¿Por qué Fondenor?
Existen distintos factores que limitan o reducen las oportunidades de desarrollo económico de la Región de Antofagasta.
Por una parte, el Fondo Nacional de Desarrollo Regional (FNDR) fue creado para distribuir recursos más equitativamente a regiones, pero en la práctica y por diversos factores la región que más recursos recibe de este fondo es la Metropolitana, en desmedro de las regiones extremas, brecha que ha aumentado en los últimos años.

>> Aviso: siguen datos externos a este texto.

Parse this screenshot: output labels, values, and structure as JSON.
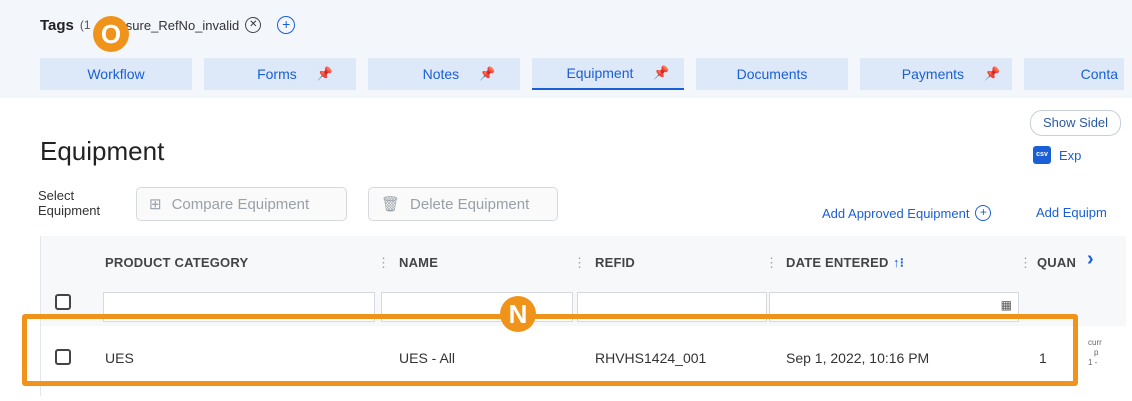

Además de recibir menos recursos por concepto de FNDR, la región de Antofagasta tiene un costo de la vida mucho mayor que la región metropolitana, lo que en las estadísticas oficiales se subestima, lo cual perjudica a los habitantes de la región ya que el IPC se toma como referente para muchas decisiones económicas tales como reajustes de remuneraciones, arriendos y pensiones alimenticias, así como actualización monetaria de activos fijos o financieros, entre otros.
Esta subestimación del costo de la vida de la región de Antofagasta conlleva a un error en la estimación de su nivel de pobreza, lo que se conoce como sesgo informativo, que provoca una pérdida para la región por un monto de alrededor de 380 millones de pesos anuales en fondos del FNDR no asignados, lo cual analizaremos en detalle.
Adicionalmente, la alta tasa de conmutación laboral incide negativamente en las pérdidas de la Región; como gran parte de la ocupación de la región gira en torno a la minería, sector donde se trabaja principalmente con sistema de turnos, alrededor de un 10% de la fuerza laboral viene de otras regiones y se llevan su salario para gastarlo en su región de origen, por lo que se producen millonarias pérdidas para la región de Antofagasta, las que producen un efecto negativo en las tasas de empleo.
Estas desigualdades detalladas en este estudio, requieren medidas urgentes que puedan compensar a la segunda región donde se han invertido muchos recursos por parte de los privados que aceleran la velocidad de explotación de las riquezas, aumentando su producciones anuales, lo cual va en desmedro de la cantidad de años de poder vivir de la extracción de estos recursos no renovables, en palabras más simples, pan para hoy pero hambre para mañana, aunque queda en evidencia que los habitantes de la 2da región no alcanzan a percibir esta bonanza y peor aún no existe un resguardo para el momento que se acabe el mineral.